Sometimes a picture can tell you more in an instant than a piece of writing. With a background in geology and an interest in literature, anything combining the two is bound to catch my eye. The title of this piece by Nirwan Dewanto was enough. This Indonesian poet wrote about geography being a metaphor for the cultural space we move in, while geology is the underlying meanings connecting apparently separate things. Geography we see and live through, moving horizontally, while geology requires vertical movement, down through the layers of identity and up to surface outcrops hinting at something hidden at depth. Outcrops are the elements of culture, a poem, a novel, a piece of art.

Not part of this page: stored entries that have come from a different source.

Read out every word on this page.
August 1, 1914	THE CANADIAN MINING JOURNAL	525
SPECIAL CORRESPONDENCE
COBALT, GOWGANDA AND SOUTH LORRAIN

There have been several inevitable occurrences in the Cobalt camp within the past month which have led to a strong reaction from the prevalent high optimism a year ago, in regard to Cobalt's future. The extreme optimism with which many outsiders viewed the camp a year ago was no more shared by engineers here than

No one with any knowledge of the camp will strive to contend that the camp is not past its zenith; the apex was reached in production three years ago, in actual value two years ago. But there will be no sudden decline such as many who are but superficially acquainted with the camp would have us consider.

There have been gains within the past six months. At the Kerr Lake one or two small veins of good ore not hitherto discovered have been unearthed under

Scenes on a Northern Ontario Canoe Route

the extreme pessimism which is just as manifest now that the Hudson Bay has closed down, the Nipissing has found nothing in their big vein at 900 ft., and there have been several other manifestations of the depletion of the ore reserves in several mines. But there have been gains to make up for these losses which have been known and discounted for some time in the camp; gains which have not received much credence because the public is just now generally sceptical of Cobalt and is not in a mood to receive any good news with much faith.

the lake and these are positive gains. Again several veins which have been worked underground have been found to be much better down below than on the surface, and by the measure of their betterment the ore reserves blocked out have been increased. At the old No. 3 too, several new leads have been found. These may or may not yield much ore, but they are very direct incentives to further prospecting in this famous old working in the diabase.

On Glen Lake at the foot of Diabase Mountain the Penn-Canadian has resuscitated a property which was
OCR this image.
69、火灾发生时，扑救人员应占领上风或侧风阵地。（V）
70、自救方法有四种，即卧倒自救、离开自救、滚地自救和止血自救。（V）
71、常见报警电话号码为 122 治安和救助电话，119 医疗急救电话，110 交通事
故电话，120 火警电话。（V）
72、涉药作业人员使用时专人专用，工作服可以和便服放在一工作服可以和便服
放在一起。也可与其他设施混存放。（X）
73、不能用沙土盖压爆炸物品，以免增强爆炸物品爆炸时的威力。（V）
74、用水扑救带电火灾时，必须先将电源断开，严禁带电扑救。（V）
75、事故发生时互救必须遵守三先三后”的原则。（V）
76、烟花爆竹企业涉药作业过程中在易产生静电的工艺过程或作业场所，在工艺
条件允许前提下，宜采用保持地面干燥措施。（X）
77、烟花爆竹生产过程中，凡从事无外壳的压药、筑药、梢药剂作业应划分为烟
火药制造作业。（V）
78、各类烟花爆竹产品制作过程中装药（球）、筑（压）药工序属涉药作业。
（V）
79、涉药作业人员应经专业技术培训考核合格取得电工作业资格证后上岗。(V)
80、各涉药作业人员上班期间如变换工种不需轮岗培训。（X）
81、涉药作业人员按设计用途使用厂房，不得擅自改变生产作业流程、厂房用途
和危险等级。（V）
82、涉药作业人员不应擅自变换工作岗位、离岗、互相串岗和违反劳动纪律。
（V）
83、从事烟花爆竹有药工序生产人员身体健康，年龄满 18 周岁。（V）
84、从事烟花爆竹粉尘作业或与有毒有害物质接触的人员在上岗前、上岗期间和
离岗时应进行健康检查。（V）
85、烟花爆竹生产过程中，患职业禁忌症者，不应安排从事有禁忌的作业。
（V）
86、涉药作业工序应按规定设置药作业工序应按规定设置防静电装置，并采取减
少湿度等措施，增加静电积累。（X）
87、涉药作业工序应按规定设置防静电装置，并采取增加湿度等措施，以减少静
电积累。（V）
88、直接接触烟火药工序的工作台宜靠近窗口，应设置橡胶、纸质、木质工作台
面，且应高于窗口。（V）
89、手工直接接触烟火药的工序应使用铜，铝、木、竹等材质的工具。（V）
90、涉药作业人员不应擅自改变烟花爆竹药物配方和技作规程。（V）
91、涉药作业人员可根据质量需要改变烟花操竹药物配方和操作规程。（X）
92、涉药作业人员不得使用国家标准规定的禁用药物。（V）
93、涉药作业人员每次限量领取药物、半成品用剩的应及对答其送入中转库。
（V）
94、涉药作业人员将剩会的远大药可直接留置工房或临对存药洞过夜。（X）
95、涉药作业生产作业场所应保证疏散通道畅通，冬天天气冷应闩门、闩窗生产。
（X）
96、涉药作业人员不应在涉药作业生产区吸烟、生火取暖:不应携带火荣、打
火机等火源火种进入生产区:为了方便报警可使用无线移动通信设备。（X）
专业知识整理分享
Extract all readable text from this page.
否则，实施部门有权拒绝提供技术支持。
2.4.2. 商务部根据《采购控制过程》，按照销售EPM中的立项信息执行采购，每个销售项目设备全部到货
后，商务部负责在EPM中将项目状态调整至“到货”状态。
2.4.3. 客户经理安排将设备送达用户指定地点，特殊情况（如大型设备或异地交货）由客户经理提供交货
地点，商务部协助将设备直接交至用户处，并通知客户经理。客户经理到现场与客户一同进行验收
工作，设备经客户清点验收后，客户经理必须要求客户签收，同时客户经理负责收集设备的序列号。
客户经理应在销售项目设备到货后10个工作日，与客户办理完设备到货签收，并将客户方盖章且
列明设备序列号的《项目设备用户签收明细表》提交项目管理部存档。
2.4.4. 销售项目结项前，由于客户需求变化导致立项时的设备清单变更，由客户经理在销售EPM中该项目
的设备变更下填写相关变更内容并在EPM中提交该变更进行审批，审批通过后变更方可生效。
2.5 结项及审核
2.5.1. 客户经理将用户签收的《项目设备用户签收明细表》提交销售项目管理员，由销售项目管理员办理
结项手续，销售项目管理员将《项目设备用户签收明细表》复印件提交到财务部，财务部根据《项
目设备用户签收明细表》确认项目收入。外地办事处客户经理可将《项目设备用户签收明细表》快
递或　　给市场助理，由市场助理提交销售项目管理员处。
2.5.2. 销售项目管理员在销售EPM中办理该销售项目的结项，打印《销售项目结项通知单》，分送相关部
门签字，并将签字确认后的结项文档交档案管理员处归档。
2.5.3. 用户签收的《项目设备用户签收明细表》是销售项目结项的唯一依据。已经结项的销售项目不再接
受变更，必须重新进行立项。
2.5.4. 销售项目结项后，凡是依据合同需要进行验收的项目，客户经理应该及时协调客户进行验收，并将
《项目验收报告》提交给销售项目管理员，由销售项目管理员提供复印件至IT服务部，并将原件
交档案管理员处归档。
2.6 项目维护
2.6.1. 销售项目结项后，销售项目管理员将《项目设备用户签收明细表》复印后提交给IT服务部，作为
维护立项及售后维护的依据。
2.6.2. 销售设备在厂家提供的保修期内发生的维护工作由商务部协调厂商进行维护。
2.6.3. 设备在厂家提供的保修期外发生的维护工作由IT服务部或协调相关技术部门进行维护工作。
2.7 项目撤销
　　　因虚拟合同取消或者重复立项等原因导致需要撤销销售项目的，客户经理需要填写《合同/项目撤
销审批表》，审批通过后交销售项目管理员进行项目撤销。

It’s an interesting idea, though the geologist in me is distracted by the idea of geomorphology. Geomorphology is the study of the physical features of the Earth and their relation to the underlying geology. Geology and geography are interlinked and similar geographical processes working in different geological settings can lead to different features. So weathering of granite may produce rounded, curved outcrops of rock, while weathering of limestone may produce limestone pavement and cave systems. In the sense of the metaphor, the outcrops are not random but shaped by a multitude of processes including the culture they exist in. It would be nice to think that great art can flourish anywhere, in any circumstances, but it cannot.
Here we meet another concept used in geography and geology, the paradigm shift. If an idea is ahead of its time, it may wither until the dominant approaches and assumptions catch up to it. The typical example is continental drift written about by Alfred Wegener in 1912, though only accepted as plate tectonics from the 1960’s onward. His idea was sound, his evidence for the time was good, but he had no mechanism and was dismissed. How many times has it happened in art and literature that the value of a piece was not understood until many years later?
But more than that, how many artists and writers have been strangled by their circumstances, turning away from their creativity. The typical example is the many actresses caught up in the #MeToo scandals who were blacklisted for not wishing to be mauled or assaulted by powerful people. But there are many more who never even got that far, who were discouraged by their environment and culture. In short, they got entangled in the lower part of this iceberg and never manifested any of the more visible aspects of culture.